Most music lovers are familiar with the story of Mozart's Requiem, or at least some version of it, most likely that as transmitted in the film Amadeus. Comparatively few would be aware that similarly, death claimed Mozart's closest friend among composers, Michael Haydn, with a Requiem sitting on his desk, the ink yet wet on the page, but the end nowhere in sight. Haydn's Requiem in B flat major was not even as far along as Mozart's was, consisting of only the opening Requiem aeternam, Kyrie, and a few measures of the Dies Irae, about 13 minutes of music for a service that normally lasts close to an hour.
Helmuth Rilling, it should be mentioned, has previously recorded this Requiem in the form that it is left to us. Thankfully Haydn had composed an earlier Requiem in 1771, the so-called "Schattenbach" Requiem, that was used to fill in for the remainder of the mass when it was performed at Haydn's own funeral service in 1706. Jump cut ahead 33 years, and one finds provincial Biedermeier master Gunther Kronecker deciding to do the departed composer a favor by completing the work in "Haydn's spirit and style, with which Gunther was familiar." This is what is represented in Carus Verlag's SACD Johann Michael Haydn: Requiem in B, featuring the
KammerChor Saarbrücken under
Georg Grün and a stellar rank of soloists. The performance is prepared from the edition that Carus has published of this Requiem, as is typical with its releases, being the recording arm of a publishing concern located in Germany.
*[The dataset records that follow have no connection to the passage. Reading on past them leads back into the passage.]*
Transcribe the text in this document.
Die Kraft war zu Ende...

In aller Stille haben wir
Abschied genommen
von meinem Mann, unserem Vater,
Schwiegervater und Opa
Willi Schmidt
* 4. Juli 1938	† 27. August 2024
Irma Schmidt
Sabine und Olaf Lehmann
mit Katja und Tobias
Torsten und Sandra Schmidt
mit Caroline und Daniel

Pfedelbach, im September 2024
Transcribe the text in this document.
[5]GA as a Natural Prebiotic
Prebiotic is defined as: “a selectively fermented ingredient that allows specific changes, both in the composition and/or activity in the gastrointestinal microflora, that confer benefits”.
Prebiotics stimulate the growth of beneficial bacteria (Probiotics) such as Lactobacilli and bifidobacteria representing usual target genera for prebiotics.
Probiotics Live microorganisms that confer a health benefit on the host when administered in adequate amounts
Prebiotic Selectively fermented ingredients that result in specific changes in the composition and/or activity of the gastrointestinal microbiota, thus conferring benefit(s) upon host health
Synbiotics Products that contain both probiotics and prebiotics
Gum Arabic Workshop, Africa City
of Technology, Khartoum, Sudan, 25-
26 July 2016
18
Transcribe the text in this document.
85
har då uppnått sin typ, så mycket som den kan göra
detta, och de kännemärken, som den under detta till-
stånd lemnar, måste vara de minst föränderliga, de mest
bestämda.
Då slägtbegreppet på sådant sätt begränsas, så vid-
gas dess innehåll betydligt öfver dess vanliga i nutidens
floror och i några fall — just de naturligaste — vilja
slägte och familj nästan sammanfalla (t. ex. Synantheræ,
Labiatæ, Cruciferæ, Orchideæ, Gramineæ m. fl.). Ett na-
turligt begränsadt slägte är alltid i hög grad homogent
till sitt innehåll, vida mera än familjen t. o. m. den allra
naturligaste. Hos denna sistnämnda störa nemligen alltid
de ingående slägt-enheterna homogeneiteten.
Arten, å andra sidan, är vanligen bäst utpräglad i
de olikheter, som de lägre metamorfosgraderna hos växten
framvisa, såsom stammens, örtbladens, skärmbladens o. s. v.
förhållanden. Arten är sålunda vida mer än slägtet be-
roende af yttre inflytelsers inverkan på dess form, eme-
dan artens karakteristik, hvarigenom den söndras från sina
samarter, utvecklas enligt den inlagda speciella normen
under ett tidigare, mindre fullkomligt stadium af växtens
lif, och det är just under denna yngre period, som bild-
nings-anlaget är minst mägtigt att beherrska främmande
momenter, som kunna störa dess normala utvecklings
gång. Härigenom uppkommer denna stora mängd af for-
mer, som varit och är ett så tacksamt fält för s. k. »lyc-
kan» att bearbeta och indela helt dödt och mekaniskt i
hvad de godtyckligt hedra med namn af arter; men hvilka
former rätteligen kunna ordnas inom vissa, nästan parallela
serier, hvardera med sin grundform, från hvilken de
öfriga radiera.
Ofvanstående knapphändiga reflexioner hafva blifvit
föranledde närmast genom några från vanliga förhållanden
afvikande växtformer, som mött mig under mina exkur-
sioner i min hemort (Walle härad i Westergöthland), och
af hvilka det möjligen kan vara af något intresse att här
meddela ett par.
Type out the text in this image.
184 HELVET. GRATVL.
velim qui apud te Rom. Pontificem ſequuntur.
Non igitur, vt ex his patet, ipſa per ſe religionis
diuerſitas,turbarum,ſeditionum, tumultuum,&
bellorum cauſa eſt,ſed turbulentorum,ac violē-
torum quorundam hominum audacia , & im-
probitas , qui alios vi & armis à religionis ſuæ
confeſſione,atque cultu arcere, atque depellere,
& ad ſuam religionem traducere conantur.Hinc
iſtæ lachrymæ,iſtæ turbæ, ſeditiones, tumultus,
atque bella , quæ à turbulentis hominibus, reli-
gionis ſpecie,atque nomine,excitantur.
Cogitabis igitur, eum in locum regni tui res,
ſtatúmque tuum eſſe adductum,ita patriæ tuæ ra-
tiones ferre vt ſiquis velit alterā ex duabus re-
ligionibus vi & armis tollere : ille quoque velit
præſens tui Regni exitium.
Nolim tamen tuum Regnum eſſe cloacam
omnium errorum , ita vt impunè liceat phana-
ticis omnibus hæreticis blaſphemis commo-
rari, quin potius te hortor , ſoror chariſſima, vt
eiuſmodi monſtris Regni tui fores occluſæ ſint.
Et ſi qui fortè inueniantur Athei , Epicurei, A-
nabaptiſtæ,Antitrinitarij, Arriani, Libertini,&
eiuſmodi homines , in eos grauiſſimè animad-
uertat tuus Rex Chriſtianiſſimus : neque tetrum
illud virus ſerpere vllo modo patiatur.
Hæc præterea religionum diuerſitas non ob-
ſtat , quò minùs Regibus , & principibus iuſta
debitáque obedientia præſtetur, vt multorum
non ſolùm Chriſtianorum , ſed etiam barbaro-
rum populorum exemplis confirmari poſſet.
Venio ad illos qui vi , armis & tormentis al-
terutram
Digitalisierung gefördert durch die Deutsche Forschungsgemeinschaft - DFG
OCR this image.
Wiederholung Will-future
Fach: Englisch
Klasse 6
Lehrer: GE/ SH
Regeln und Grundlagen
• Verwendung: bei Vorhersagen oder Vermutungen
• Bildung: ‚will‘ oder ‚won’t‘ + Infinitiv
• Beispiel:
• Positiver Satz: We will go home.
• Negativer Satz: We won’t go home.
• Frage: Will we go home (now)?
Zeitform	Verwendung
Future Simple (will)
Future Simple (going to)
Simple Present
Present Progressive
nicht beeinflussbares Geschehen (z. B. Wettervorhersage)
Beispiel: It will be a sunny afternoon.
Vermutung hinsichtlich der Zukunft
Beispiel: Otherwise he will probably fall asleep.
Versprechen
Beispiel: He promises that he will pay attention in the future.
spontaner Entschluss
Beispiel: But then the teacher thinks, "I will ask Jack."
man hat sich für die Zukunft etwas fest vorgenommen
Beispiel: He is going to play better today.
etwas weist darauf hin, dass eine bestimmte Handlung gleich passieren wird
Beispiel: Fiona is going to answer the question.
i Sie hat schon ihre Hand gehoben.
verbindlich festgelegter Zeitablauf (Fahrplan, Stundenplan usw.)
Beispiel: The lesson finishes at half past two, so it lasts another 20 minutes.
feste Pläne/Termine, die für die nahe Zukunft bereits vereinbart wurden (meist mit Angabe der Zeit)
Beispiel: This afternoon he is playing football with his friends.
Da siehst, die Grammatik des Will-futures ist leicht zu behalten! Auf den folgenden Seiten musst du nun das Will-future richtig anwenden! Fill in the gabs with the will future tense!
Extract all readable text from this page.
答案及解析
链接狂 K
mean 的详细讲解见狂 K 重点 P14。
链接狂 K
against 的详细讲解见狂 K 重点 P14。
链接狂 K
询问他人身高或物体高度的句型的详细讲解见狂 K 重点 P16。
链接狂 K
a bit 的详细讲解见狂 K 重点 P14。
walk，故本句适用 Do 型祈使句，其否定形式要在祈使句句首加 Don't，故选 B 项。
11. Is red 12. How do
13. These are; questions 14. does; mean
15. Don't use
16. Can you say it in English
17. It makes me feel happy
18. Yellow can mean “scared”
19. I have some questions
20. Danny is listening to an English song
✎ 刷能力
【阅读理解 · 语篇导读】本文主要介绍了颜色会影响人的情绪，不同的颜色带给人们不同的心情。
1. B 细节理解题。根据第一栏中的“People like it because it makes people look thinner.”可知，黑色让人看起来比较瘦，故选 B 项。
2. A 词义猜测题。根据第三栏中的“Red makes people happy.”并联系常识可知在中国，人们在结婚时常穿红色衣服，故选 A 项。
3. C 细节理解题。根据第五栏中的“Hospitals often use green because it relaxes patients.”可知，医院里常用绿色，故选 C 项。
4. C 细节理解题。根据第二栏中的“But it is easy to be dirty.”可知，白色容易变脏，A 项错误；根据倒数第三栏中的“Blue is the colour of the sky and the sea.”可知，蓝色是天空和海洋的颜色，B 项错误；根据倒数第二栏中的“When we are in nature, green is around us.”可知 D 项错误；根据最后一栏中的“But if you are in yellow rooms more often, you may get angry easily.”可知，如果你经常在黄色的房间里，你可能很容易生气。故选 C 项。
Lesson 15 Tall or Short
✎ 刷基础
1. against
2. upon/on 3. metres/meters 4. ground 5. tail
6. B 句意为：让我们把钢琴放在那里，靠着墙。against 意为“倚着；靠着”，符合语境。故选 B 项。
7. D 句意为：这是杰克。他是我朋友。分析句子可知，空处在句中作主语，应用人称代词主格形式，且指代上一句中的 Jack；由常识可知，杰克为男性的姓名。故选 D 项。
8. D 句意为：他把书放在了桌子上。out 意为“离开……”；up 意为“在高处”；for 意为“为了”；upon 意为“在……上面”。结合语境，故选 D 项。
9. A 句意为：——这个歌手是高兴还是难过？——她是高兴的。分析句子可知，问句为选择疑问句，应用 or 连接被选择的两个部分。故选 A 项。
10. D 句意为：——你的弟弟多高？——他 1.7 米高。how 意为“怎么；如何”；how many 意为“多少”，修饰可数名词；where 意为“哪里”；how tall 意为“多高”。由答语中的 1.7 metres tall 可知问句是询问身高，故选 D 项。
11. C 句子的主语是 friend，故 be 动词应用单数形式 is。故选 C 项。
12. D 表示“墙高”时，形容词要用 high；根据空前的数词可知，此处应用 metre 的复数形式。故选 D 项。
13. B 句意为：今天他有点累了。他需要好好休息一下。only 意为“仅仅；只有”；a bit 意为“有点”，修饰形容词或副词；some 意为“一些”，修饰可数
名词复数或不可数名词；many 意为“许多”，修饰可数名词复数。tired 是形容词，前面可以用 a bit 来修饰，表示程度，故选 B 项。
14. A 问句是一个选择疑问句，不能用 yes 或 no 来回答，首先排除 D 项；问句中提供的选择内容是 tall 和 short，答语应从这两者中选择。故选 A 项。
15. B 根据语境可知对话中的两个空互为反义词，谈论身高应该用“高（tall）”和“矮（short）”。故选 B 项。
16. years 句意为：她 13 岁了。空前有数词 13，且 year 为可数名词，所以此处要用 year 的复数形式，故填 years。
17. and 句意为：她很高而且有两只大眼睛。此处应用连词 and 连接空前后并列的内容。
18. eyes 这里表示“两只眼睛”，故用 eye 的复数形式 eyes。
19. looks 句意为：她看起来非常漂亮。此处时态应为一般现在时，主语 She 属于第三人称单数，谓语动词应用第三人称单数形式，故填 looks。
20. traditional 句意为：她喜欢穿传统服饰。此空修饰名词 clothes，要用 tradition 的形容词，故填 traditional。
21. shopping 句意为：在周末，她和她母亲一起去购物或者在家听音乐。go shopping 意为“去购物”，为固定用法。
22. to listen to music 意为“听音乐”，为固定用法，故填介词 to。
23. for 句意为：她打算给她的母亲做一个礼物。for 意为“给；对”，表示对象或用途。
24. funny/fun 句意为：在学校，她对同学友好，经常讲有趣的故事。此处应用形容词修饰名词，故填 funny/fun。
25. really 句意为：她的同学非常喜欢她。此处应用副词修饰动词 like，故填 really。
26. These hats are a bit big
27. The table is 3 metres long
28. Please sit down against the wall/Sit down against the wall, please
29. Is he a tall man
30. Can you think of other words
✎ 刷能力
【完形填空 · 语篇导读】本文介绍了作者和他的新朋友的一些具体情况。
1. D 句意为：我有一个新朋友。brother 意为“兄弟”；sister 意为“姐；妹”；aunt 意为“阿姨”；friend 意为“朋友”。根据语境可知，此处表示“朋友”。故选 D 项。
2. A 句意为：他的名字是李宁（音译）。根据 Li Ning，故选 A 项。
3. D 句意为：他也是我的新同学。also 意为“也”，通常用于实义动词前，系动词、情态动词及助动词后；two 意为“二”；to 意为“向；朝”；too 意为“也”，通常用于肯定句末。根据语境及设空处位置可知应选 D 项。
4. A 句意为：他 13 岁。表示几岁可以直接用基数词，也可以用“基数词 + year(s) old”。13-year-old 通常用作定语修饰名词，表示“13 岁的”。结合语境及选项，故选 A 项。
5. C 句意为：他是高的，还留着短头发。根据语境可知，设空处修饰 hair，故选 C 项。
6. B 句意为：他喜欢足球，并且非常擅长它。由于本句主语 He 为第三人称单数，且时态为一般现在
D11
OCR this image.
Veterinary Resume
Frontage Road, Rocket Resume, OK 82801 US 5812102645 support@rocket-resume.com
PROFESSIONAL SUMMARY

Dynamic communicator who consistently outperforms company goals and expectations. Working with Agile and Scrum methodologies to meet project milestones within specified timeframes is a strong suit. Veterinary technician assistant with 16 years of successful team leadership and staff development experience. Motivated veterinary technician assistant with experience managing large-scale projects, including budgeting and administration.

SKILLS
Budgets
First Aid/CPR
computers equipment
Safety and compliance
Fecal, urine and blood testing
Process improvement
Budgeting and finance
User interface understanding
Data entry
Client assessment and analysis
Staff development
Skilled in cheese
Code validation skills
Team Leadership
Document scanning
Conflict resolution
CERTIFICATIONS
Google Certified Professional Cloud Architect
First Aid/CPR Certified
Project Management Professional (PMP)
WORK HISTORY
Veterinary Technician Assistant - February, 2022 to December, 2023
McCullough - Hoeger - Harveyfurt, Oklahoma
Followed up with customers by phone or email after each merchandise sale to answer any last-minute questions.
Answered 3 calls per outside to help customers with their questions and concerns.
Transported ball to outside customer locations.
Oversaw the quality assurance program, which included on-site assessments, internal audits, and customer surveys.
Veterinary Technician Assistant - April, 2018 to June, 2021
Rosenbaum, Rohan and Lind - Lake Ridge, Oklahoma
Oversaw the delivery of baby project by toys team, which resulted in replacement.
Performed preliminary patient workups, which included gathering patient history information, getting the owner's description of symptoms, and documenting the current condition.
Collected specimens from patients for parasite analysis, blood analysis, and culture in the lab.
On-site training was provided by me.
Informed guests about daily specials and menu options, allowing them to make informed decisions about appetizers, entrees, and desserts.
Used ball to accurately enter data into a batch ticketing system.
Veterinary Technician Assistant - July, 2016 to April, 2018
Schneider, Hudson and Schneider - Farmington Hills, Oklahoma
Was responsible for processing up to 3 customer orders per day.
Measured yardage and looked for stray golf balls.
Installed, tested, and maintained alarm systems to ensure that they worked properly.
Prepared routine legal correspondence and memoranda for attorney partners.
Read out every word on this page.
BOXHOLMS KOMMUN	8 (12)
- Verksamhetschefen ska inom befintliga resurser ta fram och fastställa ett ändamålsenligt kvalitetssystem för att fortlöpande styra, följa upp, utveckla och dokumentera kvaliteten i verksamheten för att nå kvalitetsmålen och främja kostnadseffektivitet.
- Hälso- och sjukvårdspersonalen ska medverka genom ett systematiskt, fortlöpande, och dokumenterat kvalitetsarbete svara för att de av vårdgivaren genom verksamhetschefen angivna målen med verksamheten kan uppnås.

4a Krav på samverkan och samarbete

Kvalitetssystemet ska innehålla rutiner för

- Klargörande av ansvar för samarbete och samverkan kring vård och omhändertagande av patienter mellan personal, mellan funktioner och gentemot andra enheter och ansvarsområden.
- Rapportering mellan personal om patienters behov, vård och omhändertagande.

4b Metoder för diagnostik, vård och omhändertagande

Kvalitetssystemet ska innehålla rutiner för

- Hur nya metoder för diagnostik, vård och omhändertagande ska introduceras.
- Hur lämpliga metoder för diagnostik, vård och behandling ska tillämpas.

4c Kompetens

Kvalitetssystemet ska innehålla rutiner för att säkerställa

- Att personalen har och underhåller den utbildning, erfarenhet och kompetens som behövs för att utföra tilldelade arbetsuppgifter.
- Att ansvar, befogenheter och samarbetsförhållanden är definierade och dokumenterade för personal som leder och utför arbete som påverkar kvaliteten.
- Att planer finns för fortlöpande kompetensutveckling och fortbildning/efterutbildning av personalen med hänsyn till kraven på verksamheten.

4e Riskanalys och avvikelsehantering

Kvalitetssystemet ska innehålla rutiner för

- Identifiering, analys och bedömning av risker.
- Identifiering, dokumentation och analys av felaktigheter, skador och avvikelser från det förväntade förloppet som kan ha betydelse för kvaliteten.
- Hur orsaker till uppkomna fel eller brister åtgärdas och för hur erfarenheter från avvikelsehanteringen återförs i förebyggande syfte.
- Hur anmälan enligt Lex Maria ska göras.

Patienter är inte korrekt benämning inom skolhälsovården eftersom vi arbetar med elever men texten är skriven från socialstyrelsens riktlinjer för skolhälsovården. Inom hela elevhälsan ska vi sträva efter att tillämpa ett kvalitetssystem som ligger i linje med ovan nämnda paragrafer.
From the start, one can easily see why it would be desirable for the younger Haydn's late Requiem to come to full liturgical bloom, as it begins so winningly. It opens with a widely spaced chord that spreads out, surprisingly, into a tritone leap in an 11th apart, and gradually works into a "galant fugue," a highly unusual idea that, owing to Haydn's contrapuntal skill, works out beautifully. Once Haydn's 13 minutes are up and Kronecker's 34 begin, it is a whole new ballgame. Kronecker filled out the remaining movements utilizing Haydn's earlier Requiem, Mozart's Requiem (which Haydn himself seems to have been referring to in writing the original piece) and a Requiem once thought to belong to Haydn but now known to have been written by his contemporary Georg Pasterwiz. Given his Biedermeier heritage and limited skill set, Kronecker managed to produce a pastiche of Haydn's Requiem that is markedly inferior in comparison to the source work, and does not sound like Haydn's "spirit and style" at all. Some parts of it are hysterically funny, particularly the "Confutatis" that Kronecker modeled from Mozart. While Mozart's harmonic underpinnings are utilized, the texture is reset with foursquare rhythms, unimaginative vocal entrances, and stale melodic ideas, educating us as to how Mozart might have sounded if he had not been a genius.
The disc is filled out with four brief choral works of Mozart, ranging from "God is Our Refuge, KV 20," written when he was nine, to his last sacred piece, "Ave verum corpus, KV 618." They're okay, but performance-wise this Carus disc is somewhat below its typical standard; while the soloists in the Requiem are very good, even when singing badly composed music, the chorus really isn't that sharp, particularly the women, and there seems to be no consensus among them as to how to pronounce consonants. The chorus sounds mushy and indistinct, despite the fact that this is an SACD. However, this Haydn Requiem will make for a great party record for your friends who are savvy with eighteenth century sacred music, so in the end it isn't all bad, eh?